Ortlieb. Expensive, but worth it. Nice to know that in the heaviest downpour, my stuff'll still stay dry. They're really fast to attach, detach to the bike and really secure once on it. I've been using a classic backroller for over a year now with no complaints.

I usually commute with a single Ortlieb backroller with an Eagle Creek Pack-It folder inside to keep my work clothes wrinkle free. It's a good combo. 

Thanks for the suggestions. (Kevin, I appreciate the Pack-It referral, but I work in a blue jeans-friendly workplace. Wrinkle-free packing isn't terribly important here. :-) I have seen those before. If you have to pack nice, they would be a godsend.) I think this gives me something to work with/think about/investigate on the Internet.
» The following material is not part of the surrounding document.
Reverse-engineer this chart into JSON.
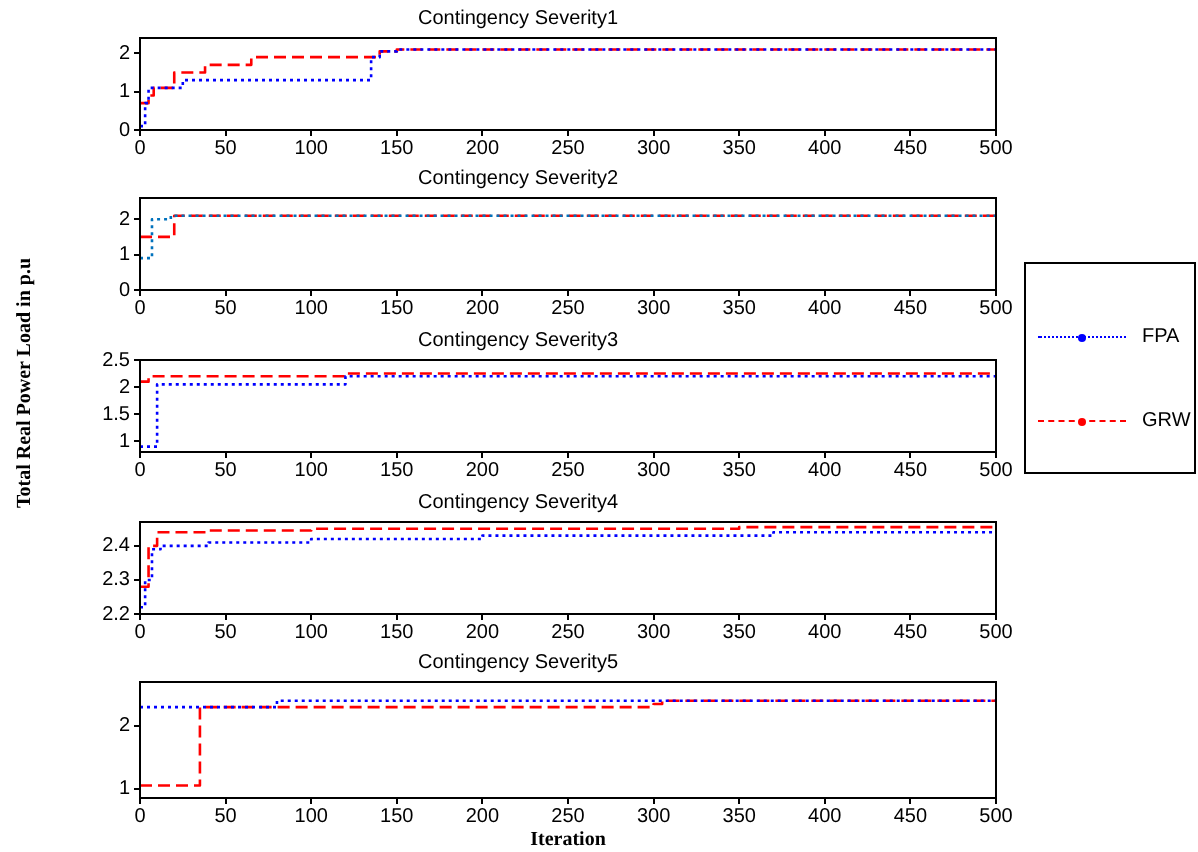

I do have one question so far:


Eli said:

And I like that you don't have to fumble with a roll-top closure, which I've always found inconvenient.

Inexperienced as I am with panniers, I have no idea what a "roll-top closure" is, the name doesn't suggest to me how it operates. The Googling I've done so far seems to suggest everyone (but me) knows what it is, and the pictures I've seen haven't been all that helpful either. Can you elaborate?

Rather than simply having a flap with a buckle that folds over to close the top of the bag, most (all?) Ortlieb panniers have a sleeve at the top of the bag that you roll to close it, like a paper lunch bag. (Then you secure it with a strap.) This blog post has some pictures that show it pretty clearly.

The roll-top closure is definitely the way to go for maximum water resistance (it's what dry-bags use). But for me the water-resistance of the flap closure is entirely adequate, and less fiddly to open and close.

Ortlieb's Shopper bag (the one I've used for years) has a zip-top closure, which I quite like. Granted, when my first Shopper finally had to be retired after about 6 years, it was because the zipper finally failed.

David

So, after hemming, hawing, and hunting around for nearly a month, I just sprung for an upcycled Swiss messenger bag sort of thing:

http://outyourbackdoor.com/article.php?id=443

I'm acquainted with the guy who makes these things (Jeff Potter), through the internet-BOB mailing list/Google Group. I feel like I'm supporting a small business and a bikie (which would have also been true if I'd purchased an Ironweed). Jeff makes them as orders arrive. I'm sure it won't be as perfect as an Ortlieb or an Ironweed, but it suits my sensibilities. It will be Nikwax coated for water repellency. And you should be able to easily recognize me. I doubt anyone else around will have a bag quite like it. Once I've received it and given it a try, I will report back.

Skip

Skip, I look forward to your report. I would LOVE to support local or even domestic manufacturers, but nothing I've seen comes close to the Ortlieb overall - waterproof, flexible and  as Rich S mentioned that they "mount securely". That last feature is huge for me having had two different panniers

FALL OFF

my bike and not be noticed as missing until it was too late to recover them. Chicago streets make for some bumpy riding. The traditional hooks on top with an elastic (or not) hook on the bottom attachment systems are not sufficient.


Swift Industries makes panniers in Seattle, WA. You can choose between stock, Ortlieb, or Arkel hardware.
Tony Adams 4 mi said:

Skip, I look forward to your report. I would LOVE to support local or even domestic manufacturers, but nothing I've seen comes close to the Ortlieb overall - waterproof, flexible and  as Rich S mentioned that they "mount securely". That last feature is huge for me having had two different panniers

FALL OFF

my bike and not be noticed as missing until it was too late to recover them. Chicago streets make for some bumpy riding. The traditional hooks on top with an elastic (or not) hook on the bottom attachment systems are not sufficient.